Data Info and Missing Data

Android Phone Sensors Missing Data

Discussion around peculiarities of Android phone sensors, data incompleteness, known issues, work-arounds etc.

See page on phone sensors data for some documentation of the sensors and the specification documents in github:

Values not recorded if unchanged

There are two data streams, the light sensor and battery level, that only record data if the value changes. Therefore the data is collected in very irregular intervals.

Night time values may get limited by Android

There is some indication that over the night Android makes assumptions around sensor activity variability and may limit the data collected.

See issue raised in relation to the Light and Battery sensors on Android.

Details of phone sensor details for pRMT

Environment Sensor → Light

Other → Battery 

Other Android limitations

Android may be more aggressively limiting phone sensor data collection

RSD-13 Text Messages Contacts Status can be NULL

schemas  # value is unknown if contact is unknown, don't assume that it is false.

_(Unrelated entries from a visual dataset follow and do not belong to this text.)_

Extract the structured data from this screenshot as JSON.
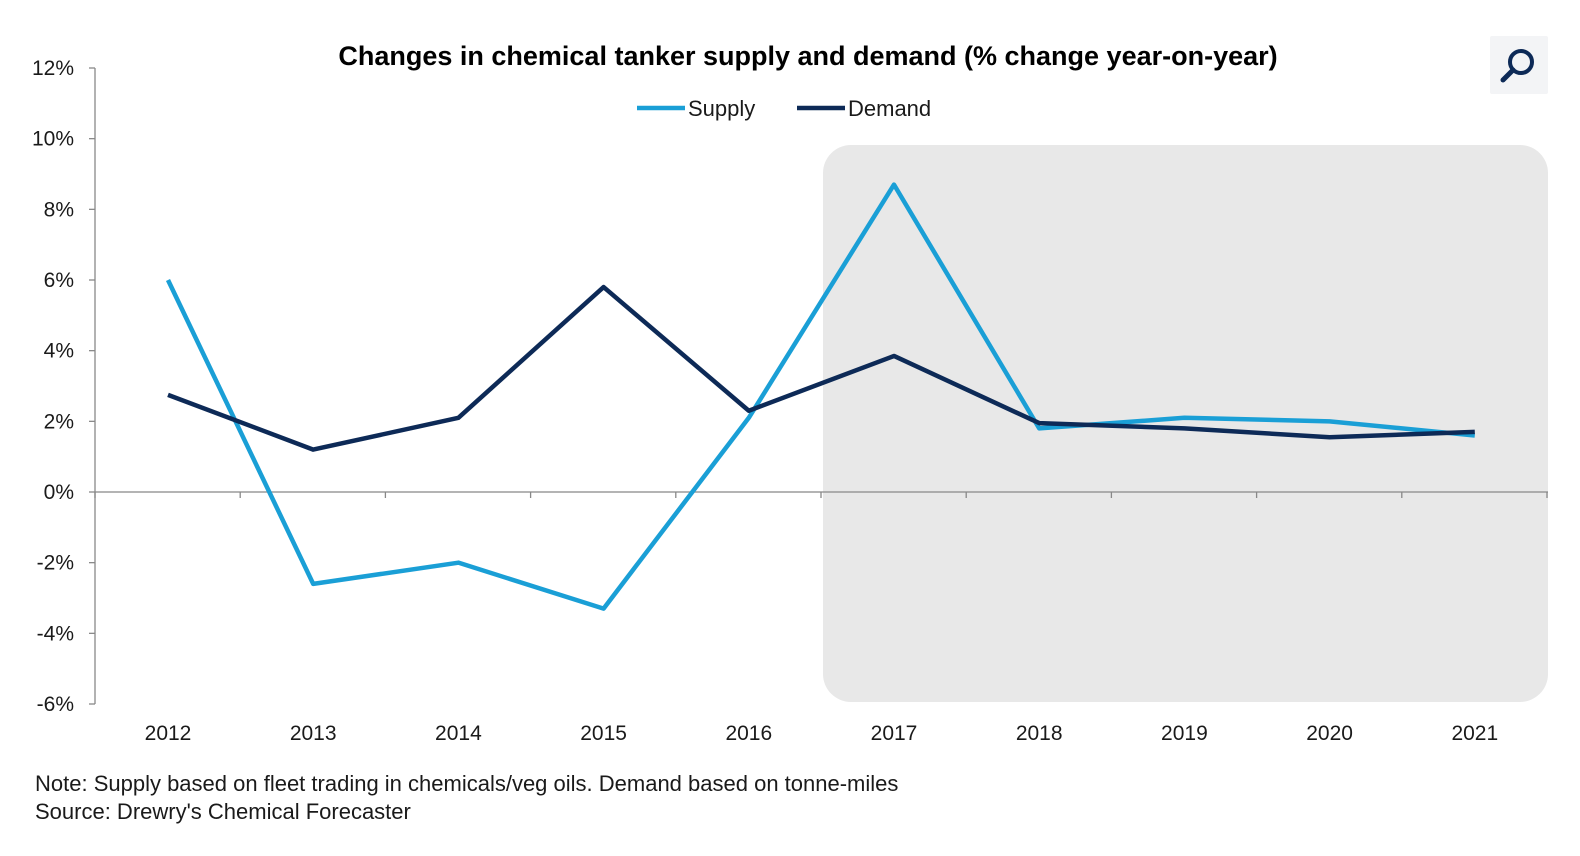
{
  "chart_data": {
    "type": "line",
    "title": "Changes in chemical tanker supply and demand (% change year-on-year)",
    "x": [
      "2012",
      "2013",
      "2014",
      "2015",
      "2016",
      "2017",
      "2018",
      "2019",
      "2020",
      "2021"
    ],
    "series": [
      {
        "name": "Supply",
        "color": "#1a9fd6",
        "values": [
          6.0,
          -2.6,
          -2.0,
          -3.3,
          2.1,
          8.7,
          1.8,
          2.1,
          2.0,
          1.6
        ]
      },
      {
        "name": "Demand",
        "color": "#0d2a57",
        "values": [
          2.75,
          1.2,
          2.1,
          5.8,
          2.3,
          3.85,
          1.95,
          1.8,
          1.55,
          1.7
        ]
      }
    ],
    "yticks": [
      "12%",
      "10%",
      "8%",
      "6%",
      "4%",
      "2%",
      "0%",
      "-2%",
      "-4%",
      "-6%"
    ],
    "ylim": [
      -6,
      12
    ],
    "ylabel": "",
    "xlabel": "",
    "legend_position": "top-center",
    "forecast_shading_from": "2016",
    "forecast_shading_color": "#e8e8e8",
    "grid": false
  },
  "notes": {
    "note": "Note: Supply based on fleet trading in chemicals/veg oils. Demand based on tonne-miles",
    "source": "Source: Drewry's Chemical Forecaster"
  },
  "search_icon": "magnifier-icon"
}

it is not allowed to determine if OUTGOING messages ids are contacts (as far as we are aware, seems to be an API limitation)

see: source code

you see the value is not initialized for outgoing 

Possible Solutions:

Some of the contacts will later be know because the same hash value is seen in INCOMING, it may at that point be possible to add populate a TRUE value into some of the messages that previously were OUTGOING. See the image attached to the issue


Sleep stages Unknown

a bug in the sleep stage mapping, where the "wake" sleep stage is mapped to "UNKNOWN". So during analysis, any UNKNOWN sleep stage can be mapped to AWAKE.

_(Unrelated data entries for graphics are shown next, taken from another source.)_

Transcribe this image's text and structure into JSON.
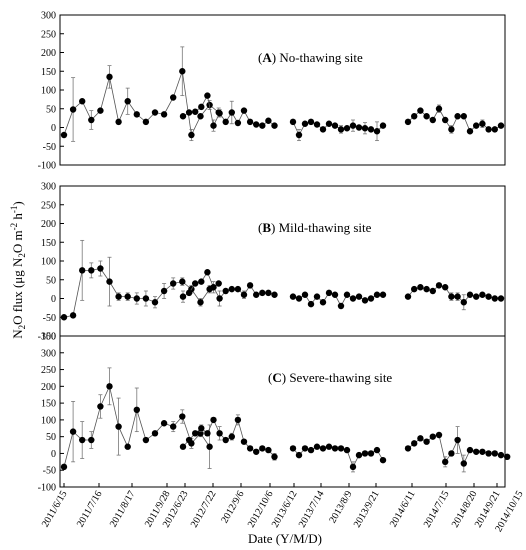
{
  "figure": {
    "ylabel_pre": "N",
    "ylabel_sub1": "2",
    "ylabel_mid": "O flux (μg N",
    "ylabel_sub2": "2",
    "ylabel_mid2": "O m",
    "ylabel_sup1": "-2",
    "ylabel_mid3": " h",
    "ylabel_sup2": "-1",
    "ylabel_post": ")",
    "xlabel": "Date (Y/M/D)",
    "xtick_labels": [
      "2011/6/15",
      "2011/7/16",
      "2011/8/17",
      "2011/9/28",
      "2012/6/23",
      "2012/7/22",
      "2012/9/6",
      "2012/10/6",
      "2013/6/12",
      "2013/7/14",
      "2013/8/9",
      "2013/9/21",
      "2014/6/11",
      "2014/7/15",
      "2014/8/20",
      "2014/9/21",
      "2014/10/15"
    ]
  },
  "chart_data": [
    {
      "type": "scatter",
      "panel_letter": "A",
      "panel_title": "No-thawing site",
      "ylim": [
        -100,
        300
      ],
      "yticks": [
        -100,
        -50,
        0,
        50,
        100,
        150,
        200,
        250,
        300
      ],
      "segments": [
        {
          "x": [
            0,
            1,
            2,
            3,
            4,
            5,
            6,
            7,
            8,
            9,
            10,
            11,
            12,
            13,
            14,
            15,
            16,
            17,
            18,
            19,
            20
          ],
          "y": [
            -20,
            48,
            70,
            20,
            45,
            135,
            15,
            70,
            35,
            15,
            40,
            35,
            80,
            150,
            -20,
            30,
            60,
            40,
            null,
            null,
            null
          ],
          "err": [
            0,
            85,
            0,
            25,
            0,
            30,
            0,
            35,
            0,
            0,
            0,
            0,
            0,
            65,
            15,
            0,
            12,
            12,
            null,
            null,
            null
          ]
        },
        {
          "x": [
            0,
            1,
            2,
            3,
            4,
            5,
            6,
            7,
            8,
            9,
            10,
            11,
            12,
            13,
            14,
            15,
            16,
            17
          ],
          "y": [
            30,
            40,
            42,
            55,
            85,
            5,
            38,
            15,
            40,
            12,
            45,
            15,
            8,
            5,
            18,
            5,
            null,
            null
          ],
          "err": [
            0,
            0,
            0,
            0,
            0,
            15,
            10,
            0,
            30,
            0,
            0,
            0,
            0,
            0,
            0,
            0,
            null,
            null
          ]
        },
        {
          "x": [
            0,
            1,
            2,
            3,
            4,
            5,
            6,
            7,
            8,
            9,
            10,
            11,
            12,
            13,
            14,
            15,
            16
          ],
          "y": [
            15,
            -20,
            10,
            15,
            8,
            -5,
            10,
            5,
            -5,
            -2,
            5,
            0,
            -2,
            -5,
            -10,
            5,
            null
          ],
          "err": [
            0,
            15,
            0,
            0,
            0,
            0,
            0,
            0,
            10,
            0,
            15,
            0,
            15,
            0,
            25,
            0,
            null
          ]
        },
        {
          "x": [
            0,
            1,
            2,
            3,
            4,
            5,
            6,
            7,
            8,
            9,
            10,
            11,
            12,
            13,
            14,
            15,
            16
          ],
          "y": [
            15,
            30,
            45,
            30,
            20,
            50,
            20,
            -5,
            30,
            30,
            -10,
            5,
            10,
            -5,
            -5,
            5,
            null
          ],
          "err": [
            0,
            0,
            0,
            0,
            0,
            10,
            0,
            10,
            0,
            0,
            0,
            0,
            10,
            0,
            0,
            0,
            null
          ]
        }
      ]
    },
    {
      "type": "scatter",
      "panel_letter": "B",
      "panel_title": "Mild-thawing site",
      "ylim": [
        -100,
        300
      ],
      "yticks": [
        -100,
        -50,
        0,
        50,
        100,
        150,
        200,
        250,
        300
      ],
      "segments": [
        {
          "x": [
            0,
            1,
            2,
            3,
            4,
            5,
            6,
            7,
            8,
            9,
            10,
            11,
            12,
            13,
            14,
            15,
            16,
            17,
            18,
            19,
            20
          ],
          "y": [
            -50,
            -45,
            75,
            75,
            80,
            45,
            5,
            5,
            0,
            0,
            -10,
            20,
            40,
            45,
            25,
            -10,
            25,
            40,
            null,
            null,
            null
          ],
          "err": [
            0,
            0,
            80,
            20,
            20,
            65,
            10,
            10,
            15,
            20,
            15,
            20,
            15,
            10,
            10,
            10,
            10,
            0,
            null,
            null,
            null
          ]
        },
        {
          "x": [
            0,
            1,
            2,
            3,
            4,
            5,
            6,
            7,
            8,
            9,
            10,
            11,
            12,
            13,
            14,
            15,
            16,
            17
          ],
          "y": [
            5,
            15,
            40,
            45,
            70,
            30,
            0,
            20,
            25,
            25,
            10,
            35,
            10,
            15,
            15,
            10,
            null,
            null
          ],
          "err": [
            15,
            0,
            0,
            0,
            0,
            15,
            20,
            0,
            0,
            0,
            10,
            0,
            0,
            0,
            0,
            0,
            null,
            null
          ]
        },
        {
          "x": [
            0,
            1,
            2,
            3,
            4,
            5,
            6,
            7,
            8,
            9,
            10,
            11,
            12,
            13,
            14,
            15,
            16
          ],
          "y": [
            5,
            0,
            10,
            -15,
            5,
            -10,
            15,
            10,
            -20,
            10,
            0,
            5,
            -5,
            0,
            10,
            10,
            null
          ],
          "err": [
            0,
            0,
            0,
            0,
            0,
            0,
            0,
            0,
            0,
            0,
            0,
            0,
            0,
            0,
            0,
            0,
            null
          ]
        },
        {
          "x": [
            0,
            1,
            2,
            3,
            4,
            5,
            6,
            7,
            8,
            9,
            10,
            11,
            12,
            13,
            14,
            15,
            16
          ],
          "y": [
            5,
            25,
            30,
            25,
            20,
            35,
            30,
            5,
            5,
            -10,
            10,
            5,
            10,
            5,
            0,
            0,
            null
          ],
          "err": [
            0,
            0,
            0,
            0,
            0,
            0,
            0,
            10,
            10,
            20,
            0,
            0,
            0,
            0,
            0,
            0,
            null
          ]
        }
      ]
    },
    {
      "type": "scatter",
      "panel_letter": "C",
      "panel_title": "Severe-thawing site",
      "ylim": [
        -100,
        350
      ],
      "yticks": [
        -100,
        -50,
        0,
        50,
        100,
        150,
        200,
        250,
        300,
        350
      ],
      "segments": [
        {
          "x": [
            0,
            1,
            2,
            3,
            4,
            5,
            6,
            7,
            8,
            9,
            10,
            11,
            12,
            13,
            14,
            15,
            16,
            17,
            18,
            19,
            20
          ],
          "y": [
            -40,
            65,
            40,
            40,
            140,
            200,
            80,
            20,
            130,
            40,
            60,
            90,
            80,
            110,
            30,
            60,
            20,
            null,
            null,
            null,
            null
          ],
          "err": [
            0,
            90,
            55,
            25,
            35,
            55,
            85,
            0,
            65,
            0,
            0,
            0,
            15,
            20,
            15,
            10,
            65,
            null,
            null,
            null,
            null
          ]
        },
        {
          "x": [
            0,
            1,
            2,
            3,
            4,
            5,
            6,
            7,
            8,
            9,
            10,
            11,
            12,
            13,
            14,
            15,
            16,
            17
          ],
          "y": [
            20,
            40,
            60,
            75,
            60,
            100,
            60,
            40,
            50,
            100,
            35,
            15,
            5,
            15,
            10,
            -10,
            null,
            null
          ],
          "err": [
            0,
            0,
            0,
            10,
            0,
            0,
            20,
            0,
            10,
            15,
            0,
            0,
            0,
            0,
            0,
            10,
            null,
            null
          ]
        },
        {
          "x": [
            0,
            1,
            2,
            3,
            4,
            5,
            6,
            7,
            8,
            9,
            10,
            11,
            12,
            13,
            14,
            15,
            16
          ],
          "y": [
            15,
            -5,
            15,
            10,
            20,
            15,
            20,
            15,
            15,
            10,
            -40,
            -5,
            0,
            0,
            10,
            -20,
            null
          ],
          "err": [
            0,
            0,
            0,
            0,
            0,
            0,
            0,
            0,
            0,
            0,
            15,
            0,
            0,
            0,
            0,
            0,
            null
          ]
        },
        {
          "x": [
            0,
            1,
            2,
            3,
            4,
            5,
            6,
            7,
            8,
            9,
            10,
            11,
            12,
            13,
            14,
            15,
            16
          ],
          "y": [
            15,
            30,
            45,
            35,
            50,
            55,
            -25,
            0,
            40,
            -30,
            10,
            5,
            5,
            0,
            0,
            -5,
            -10
          ],
          "err": [
            0,
            0,
            0,
            0,
            0,
            0,
            15,
            0,
            40,
            25,
            0,
            0,
            0,
            0,
            0,
            0,
            0
          ]
        }
      ]
    }
  ]
}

The android_phone_usage_event data is sent by the passive app that does not know the categories of the apps and hence its empty.
This data is then processed and app categories are added from the playstore in the backend and output the data to android_phone_usage_event_output.
Both of them use the same schema.

The android_phone_usage_event_aggregated uses this android_phone_usage_event_output data as input and creates windowed phone usage events with duration of usage of each app.
There was a bug that caused the file name unknown_date.csv in android_phone_usage_event_aggregated data but it is fixed now so the files should be name by time now.
Also another point, the android_phone_usage_event_aggregated and android_phone_usage_event_output depends on streams application on the server which is stopped due to resource constraints on the backend. So this data may not be updated anymore. But you can easily calculate this data from the android_phone_usage_event and playstore HTML parsing.

As for the eventType it will only be "Foreground" or "Background" as stated in the schema doc. The others are added just in case if needed in the future.

For the user interaction these are as suggested by their names -

  • "STANDBY" : The phone is on and locked and on standby (not being used)
  • "UNLOCKED" : The event denoting the act of unlocking the phone from the lock screen.
  • "SHUTDOWN" : The event denoting the act of shutting down the phone either by the user or automatically (eg dead battery, etc)
  • "BOOTED" : The event denoting the act of Switching ON the phone (from a Shutdown state).
  • "OTHER" : Any other event not denoted by the above types.

TIMEZONE Information

The time in topic "application_time_zone" is provided by the pRMT app while the timezone in "connect_fitbit_time_zone" is provided by Fitbit.
There is also a third timezone topic called “questionnaire_timezone” which is provided with every completed questionnaire from aRMT app. 

As mentioned here , The application_time_zone data is only sent on updates. 
It maybe worth combining the 3 and using the data which ever is available at a particular timepoint. App's timezone data should be preferred instead of Fitbit as it may be stale/ outdated (Fitbit does not sync as regularly as pRMT)
But it also depends on the source of the data.
For example For Fitbit data, using the Fitbit_time_zone makes more sense, For Questionnaire data, using questionnaire_timezone makes more sense and so on.